Drift is expected with the default implementation of tickless idle because the tickless logic temporarily stops and restarts the timer.

when you say timer you talk about the SysTick, right? So basically the issue comes from “losing” some decrements in the period between the disabling of SysTick and re-enabling SysTick?

The Tickless Idle code, when it is woken after the expected delay, can fairly accurately keep the system tick timing. The larger drift comes when it is unexpectedly woken, as the system can’t doesn’t have a way to precisely determine how long it was idle, so have to approximate it.

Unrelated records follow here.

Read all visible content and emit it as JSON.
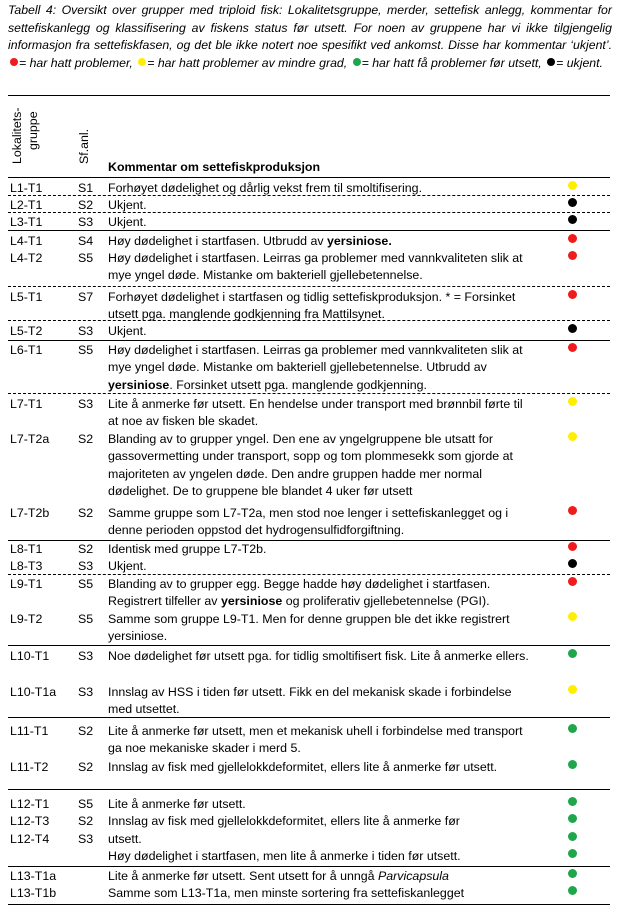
{
  "caption": {
    "text": "Tabell 4: Oversikt over grupper med triploid fisk: Lokalitetsgruppe, merder, settefisk anlegg, kommentar for settefiskanlegg og klassifisering av fiskens status før utsett. For noen av gruppene har vi ikke tilgjengelig informasjon fra settefiskfasen, og det ble ikke notert noe spesifikt ved ankomst. Disse har kommentar ‘ukjent’.",
    "legend_red": "= har hatt problemer,",
    "legend_yellow": "= har hatt problemer av mindre grad,",
    "legend_green": "= har hatt få problemer før utsett,",
    "legend_black": "= ukjent."
  },
  "colors": {
    "red": "#ee1c1c",
    "yellow": "#ffee00",
    "green": "#1fa64a",
    "black": "#000000"
  },
  "headers": {
    "group_line1": "Lokalitets-",
    "group_line2": "gruppe",
    "sfanl": "Sf.anl.",
    "comment": "Kommentar om settefiskproduksjon"
  },
  "rows": [
    {
      "group": "L1-T1",
      "sf": "S1",
      "comment": "Forhøyet dødelighet og dårlig vekst frem til smoltifisering.",
      "status": "yellow"
    },
    {
      "group": "L2-T1",
      "sf": "S2",
      "comment": "Ukjent.",
      "status": "black"
    },
    {
      "group": "L3-T1",
      "sf": "S3",
      "comment": "Ukjent.",
      "status": "black"
    },
    {
      "group": "L4-T1",
      "sf": "S4",
      "comment_pre": "Høy dødelighet i startfasen. Utbrudd av ",
      "comment_bold": "yersiniose.",
      "comment_post": "",
      "status": "red"
    },
    {
      "group": "L4-T2",
      "sf": "S5",
      "comment": "Høy dødelighet i startfasen. Leirras ga problemer med vannkvaliteten slik at mye yngel døde. Mistanke om bakteriell gjellebetennelse.",
      "status": "red"
    },
    {
      "group": "L5-T1",
      "sf": "S7",
      "comment": "Forhøyet dødelighet i startfasen og tidlig settefiskproduksjon. * = Forsinket utsett pga. manglende godkjenning fra Mattilsynet.",
      "status": "red"
    },
    {
      "group": "L5-T2",
      "sf": "S3",
      "comment": "Ukjent.",
      "status": "black"
    },
    {
      "group": "L6-T1",
      "sf": "S5",
      "comment_pre": "Høy dødelighet i startfasen. Leirras ga problemer med vannkvaliteten slik at mye yngel døde. Mistanke om bakteriell gjellebetennelse. Utbrudd av ",
      "comment_bold": "yersiniose",
      "comment_post": ". Forsinket utsett pga. manglende godkjenning.",
      "status": "red"
    },
    {
      "group": "L7-T1",
      "sf": "S3",
      "comment": "Lite å anmerke før utsett. En hendelse under transport med brønnbil førte til at noe av fisken ble skadet.",
      "status": "yellow"
    },
    {
      "group": "L7-T2a",
      "sf": "S2",
      "comment": "Blanding av to grupper yngel. Den ene av yngelgruppene ble utsatt for gassovermetting under transport, sopp og tom plommesekk som gjorde at majoriteten av yngelen døde. Den andre gruppen hadde mer normal dødelighet. De to gruppene ble blandet 4 uker før utsett",
      "status": "yellow"
    },
    {
      "group": "L7-T2b",
      "sf": "S2",
      "comment": "Samme gruppe som L7-T2a, men stod noe lenger i settefiskanlegget og i denne perioden oppstod det hydrogensulfidforgiftning.",
      "status": "red"
    },
    {
      "group": "L8-T1",
      "sf": "S2",
      "comment": "Identisk med gruppe L7-T2b.",
      "status": "red"
    },
    {
      "group": "L8-T3",
      "sf": "S3",
      "comment": "Ukjent.",
      "status": "black"
    },
    {
      "group": "L9-T1",
      "sf": "S5",
      "comment_pre": "Blanding av to grupper egg. Begge hadde høy dødelighet i startfasen. Registrert tilfeller av ",
      "comment_bold": "yersiniose",
      "comment_post": " og proliferativ gjellebetennelse (PGI).",
      "status": "red"
    },
    {
      "group": "L9-T2",
      "sf": "S5",
      "comment": "Samme som gruppe L9-T1. Men for denne gruppen ble det ikke registrert yersiniose.",
      "status": "yellow"
    },
    {
      "group": "L10-T1",
      "sf": "S3",
      "comment": "Noe dødelighet før utsett pga. for tidlig smoltifisert fisk. Lite å anmerke ellers.",
      "status": "green"
    },
    {
      "group": "L10-T1a",
      "sf": "S3",
      "comment": "Innslag av HSS i tiden før utsett. Fikk en del mekanisk skade i forbindelse med utsettet.",
      "status": "yellow"
    },
    {
      "group": "L11-T1",
      "sf": "S2",
      "comment": "Lite å anmerke før utsett, men et mekanisk uhell i forbindelse med transport ga noe mekaniske skader i merd 5.",
      "status": "green"
    },
    {
      "group": "L11-T2",
      "sf": "S2",
      "comment": "Innslag av fisk med gjellelokkdeformitet, ellers lite å anmerke før utsett.",
      "status": "green"
    },
    {
      "group": "L12-T1",
      "sf": "S5",
      "comment": "Lite å anmerke før utsett.",
      "status": "green"
    },
    {
      "group": "L12-T3",
      "sf": "S2",
      "comment": "Innslag av fisk med gjellelokkdeformitet, ellers lite å anmerke før",
      "status": "green"
    },
    {
      "group": "L12-T4",
      "sf": "S3",
      "comment": "utsett.",
      "status": "green"
    },
    {
      "group": "",
      "sf": "",
      "comment": "Høy dødelighet i startfasen, men lite å anmerke i tiden før utsett.",
      "status": "green"
    },
    {
      "group": "L13-T1a",
      "sf": "",
      "comment_pre": "Lite å anmerke før utsett. Sent utsett for å unngå ",
      "comment_italic": "Parvicapsula",
      "status": "green"
    },
    {
      "group": "L13-T1b",
      "sf": "",
      "comment": "Samme som L13-T1a, men minste sortering fra settefiskanlegget",
      "status": "green"
    }
  ]
}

If you have the system being woken up at 10 kHz, going into tickless idle doesn’t make sense, (and on some processors can actually COST power) as the idea of tickless idle is if the processor doesn’t have to do anything for a long time, it can enter modes optimized for not doing things, but if you are going to be waking up shortly anyway, that doesn’t make sense to do.

1 Like

so basically what is causing the drift is the approximation ulCompleteTickPeriods = ulCompletedSysTickDecrements / ulTimerCountsForOneTick; right? So this small change can introduce a so strange and different behavior of vTaskDelay? Isn’t the error in approximation negligible since it may only be 1 tick wrong? Maybe because since there are a lot of interrupts, then the xTickCount is continously receiving approximation which continously to produce an error in the real xTickCount, which result in strange vTaskDelay?

You have up to 1 tick errors at 10 kHz, which can add up fast. Even at the fastest likely rate of a 1 kHz tick, your max error is 10 times actual tick rate, and it gets bigger if your tic was slower.